Lord Forsyth of Drumlean: My Lords, I am grateful to the Minister, but I do not follow his point. If people are able to opt out, presumably those names will not appear on the register. It seems extraordinary that credit rating agencies will be able to obtain a copy of the full register but ordinary electors will not have access. I thought that the Government were committed to the idea of freedom of information. Why, therefore, should people not readily be able to see who is entitled to vote in a constituency, and at low cost--indeed, judging by recent announcements by British Telecom, at no cost in the evening? Why should people be precluded from access to that information when they can obtain it by obtaining a copy of the register? Are the Government slightly confused between the commitment to e-commerce on behalf of the department and local authorities and a commitment to freedom of information? I should have thought that the new technology provided an opportunity to widen access for all.

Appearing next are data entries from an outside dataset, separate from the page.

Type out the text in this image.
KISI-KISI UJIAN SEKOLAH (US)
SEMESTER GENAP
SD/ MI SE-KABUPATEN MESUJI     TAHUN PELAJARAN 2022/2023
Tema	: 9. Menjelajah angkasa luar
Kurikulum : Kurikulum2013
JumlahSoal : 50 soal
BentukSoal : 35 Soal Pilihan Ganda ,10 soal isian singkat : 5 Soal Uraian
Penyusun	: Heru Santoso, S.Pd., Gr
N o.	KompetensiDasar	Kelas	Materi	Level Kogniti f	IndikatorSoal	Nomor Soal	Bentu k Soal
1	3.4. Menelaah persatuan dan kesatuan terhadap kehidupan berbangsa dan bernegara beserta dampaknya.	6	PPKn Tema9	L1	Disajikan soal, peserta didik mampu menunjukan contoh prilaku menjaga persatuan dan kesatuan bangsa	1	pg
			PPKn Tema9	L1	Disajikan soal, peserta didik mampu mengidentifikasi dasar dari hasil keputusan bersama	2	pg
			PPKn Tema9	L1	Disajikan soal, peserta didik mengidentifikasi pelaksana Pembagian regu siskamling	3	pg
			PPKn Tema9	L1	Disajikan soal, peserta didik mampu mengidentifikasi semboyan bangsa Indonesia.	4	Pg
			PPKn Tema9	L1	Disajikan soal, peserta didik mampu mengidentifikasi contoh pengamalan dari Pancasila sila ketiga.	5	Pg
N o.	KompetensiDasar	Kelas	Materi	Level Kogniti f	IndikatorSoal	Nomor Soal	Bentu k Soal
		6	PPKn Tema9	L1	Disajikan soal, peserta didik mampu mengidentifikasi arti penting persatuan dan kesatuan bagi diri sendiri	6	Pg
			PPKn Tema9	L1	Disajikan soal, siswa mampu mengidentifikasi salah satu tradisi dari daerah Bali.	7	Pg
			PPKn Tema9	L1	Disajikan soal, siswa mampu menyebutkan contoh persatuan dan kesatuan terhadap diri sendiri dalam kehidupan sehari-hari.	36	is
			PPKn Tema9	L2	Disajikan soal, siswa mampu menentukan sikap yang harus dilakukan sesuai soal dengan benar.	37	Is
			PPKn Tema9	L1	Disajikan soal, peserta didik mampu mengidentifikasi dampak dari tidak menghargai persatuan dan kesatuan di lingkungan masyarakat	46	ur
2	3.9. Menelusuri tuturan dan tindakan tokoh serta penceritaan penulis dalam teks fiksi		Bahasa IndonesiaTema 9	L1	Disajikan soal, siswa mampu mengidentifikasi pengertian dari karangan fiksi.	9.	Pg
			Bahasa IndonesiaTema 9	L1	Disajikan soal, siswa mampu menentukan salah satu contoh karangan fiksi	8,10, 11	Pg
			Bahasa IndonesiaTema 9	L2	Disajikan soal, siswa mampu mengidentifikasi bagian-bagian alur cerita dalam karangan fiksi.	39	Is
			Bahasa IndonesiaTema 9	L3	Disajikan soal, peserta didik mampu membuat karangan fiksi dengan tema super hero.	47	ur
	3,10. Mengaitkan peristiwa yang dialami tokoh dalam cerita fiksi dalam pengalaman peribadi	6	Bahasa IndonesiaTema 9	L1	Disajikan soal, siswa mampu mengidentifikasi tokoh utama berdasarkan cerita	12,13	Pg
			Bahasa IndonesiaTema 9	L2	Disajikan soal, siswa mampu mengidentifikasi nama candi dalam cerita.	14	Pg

Lord Bassam of Brighton: My Lords, we are not confused. This a complex area. Copies of the register will be publicly available--certainly in printed form and no doubt in public places in electronic form. Access is available, and will continue to be available.

Lord Forsyth of Drumlean: My Lords, I am grateful to the Minister--

Lord Bach: My Lords, I must make it clear that this is Report stage. Only the mover of an amendment speaks after the Minister on Report, save for short questions for elucidation. So the noble Lord is absolutely entitled to ask a short question for elucidation; otherwise, we really must move on.